Summary: This tutorial demonstrates two approaches for implementing BEIR (Benchmarking IR) evaluations: direct BEIR evaluation and FlagEmbedding evaluation. It provides code for dataset loading, model initialization, and retrieval evaluation using dense retrieval methods. Key functionalities include setting up logging, downloading and processing BEIR datasets, configuring evaluation parameters, and computing metrics like NDCG, MAP, recall, and precision.

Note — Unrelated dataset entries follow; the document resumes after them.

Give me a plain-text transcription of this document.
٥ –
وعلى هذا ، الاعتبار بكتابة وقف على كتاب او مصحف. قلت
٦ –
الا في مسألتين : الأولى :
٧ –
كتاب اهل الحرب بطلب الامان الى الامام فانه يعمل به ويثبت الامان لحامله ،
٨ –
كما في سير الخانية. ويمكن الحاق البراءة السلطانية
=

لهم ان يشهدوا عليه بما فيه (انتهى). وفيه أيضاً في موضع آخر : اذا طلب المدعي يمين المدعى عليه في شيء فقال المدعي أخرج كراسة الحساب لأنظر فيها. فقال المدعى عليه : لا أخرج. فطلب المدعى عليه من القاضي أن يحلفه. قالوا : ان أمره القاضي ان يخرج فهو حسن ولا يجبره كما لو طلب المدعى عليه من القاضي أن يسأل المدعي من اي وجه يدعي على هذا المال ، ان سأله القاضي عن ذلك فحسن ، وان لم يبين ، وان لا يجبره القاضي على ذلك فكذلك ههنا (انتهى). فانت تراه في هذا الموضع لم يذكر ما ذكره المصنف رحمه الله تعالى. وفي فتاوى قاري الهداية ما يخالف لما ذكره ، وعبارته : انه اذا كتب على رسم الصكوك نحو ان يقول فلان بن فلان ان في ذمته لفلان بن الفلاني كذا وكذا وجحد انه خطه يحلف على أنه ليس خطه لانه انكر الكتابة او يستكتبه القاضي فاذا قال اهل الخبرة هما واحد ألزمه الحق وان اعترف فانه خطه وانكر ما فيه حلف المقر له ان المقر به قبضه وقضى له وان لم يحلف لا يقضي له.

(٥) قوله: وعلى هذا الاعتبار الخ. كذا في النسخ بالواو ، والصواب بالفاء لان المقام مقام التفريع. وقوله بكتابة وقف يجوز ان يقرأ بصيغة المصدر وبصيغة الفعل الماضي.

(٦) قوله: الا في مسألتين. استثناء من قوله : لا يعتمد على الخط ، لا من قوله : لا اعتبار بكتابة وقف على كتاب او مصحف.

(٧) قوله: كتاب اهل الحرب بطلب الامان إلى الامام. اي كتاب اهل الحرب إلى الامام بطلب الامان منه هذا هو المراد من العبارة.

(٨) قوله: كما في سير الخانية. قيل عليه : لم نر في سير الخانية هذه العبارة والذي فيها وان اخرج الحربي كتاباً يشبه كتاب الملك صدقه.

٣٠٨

The tutorial is particularly useful for tasks involving information retrieval evaluation, dense passage retrieval, and benchmark testing of embedding models, with specific implementation details for both BEIR's native evaluation pipeline and the FlagEmbedding framework.

*This is a condensed version that preserves essential implementation details and context.*

Here's the condensed tutorial focusing on essential implementation details:

# BEIR Evaluation Guide

## Key Components
1. BEIR installation and setup
2. Direct BEIR evaluation
3. FlagEmbedding evaluation method

## Installation
```bash
pip install beir FlagEmbedding
```

## 1. Direct BEIR Evaluation

### Setup Logging
```python
import logging
from beir import LoggingHandler

logging.basicConfig(format='%(message)s',
                   level=logging.INFO,
                   handlers=[LoggingHandler()])
```

### Load Dataset
```python
from beir import util
from beir.datasets.data_loader import GenericDataLoader

# Download dataset
url = "https://public.ukp.informatik.tu-darmstadt.de/thakur/BEIR/datasets/arguana.zip"
data_path = util.download_and_unzip(url, "data")

# Load dataset
corpus, queries, qrels = GenericDataLoader("data/arguana").load(split="test")
```

### Run Evaluation
```python
from beir.retrieval.evaluation import EvaluateRetrieval
from beir.retrieval import models
from beir.retrieval.search.dense import DenseRetrievalExactSearch as DRES

# Initialize model and retriever
model = DRES(models.SentenceBERT("BAAI/bge-base-en-v1.5"), batch_size=128)
retriever = EvaluateRetrieval(model, score_function="cos_sim")

# Retrieve and evaluate
results = retriever.retrieve(corpus, queries)
ndcg, _map, recall, precision = retriever.evaluate(qrels, results, retriever.k_values)
```

## 2. FlagEmbedding Evaluation

### Configuration
```python
eval_args = {
    "eval_name": "beir",
    "dataset_dir": "./beir/data",
    "dataset_names": ["arguana"],
    "splits": ["test", "dev"],
    "corpus_embd_save_dir": "./beir/corpus_embd",
    "output_dir": "./beir/search_results",
    "search_top_k": 1000,
    "rerank_top_k": 100,
    "k_values": [10, 100],
    "eval_metrics": ["ndcg_at_10", "recall_at_100"],
    "embedder_name_or_path": "BAAI/bge-base-en-v1.5",
    "embedder_batch_size": 1024
}
```

### Run Evaluation
```python
from transformers import HfArgumentParser
from FlagEmbedding.evaluation.beir import BEIREvalArgs, BEIREvalModelArgs, BEIREvalRunner

parser = HfArgumentParser((BEIREvalArgs, BEIREvalModelArgs))
eval_args, model_args = parser.parse_args_into_dataclasses()

runner = BEIREvalRunner(eval_args=eval_args, model_args=model_args)
runner.run()
```

## Important Notes
- BEIR contains 18 datasets (14 public, 4 private)
- Use appropriate batch sizes based on available memory
- Results are stored in JSON format under search_results directory
- Private datasets require special licenses
- Evaluation metrics include NDCG, MAP, Recall, and Precision

This condensed version maintains all critical implementation details while removing redundant explanations and verbose descriptions.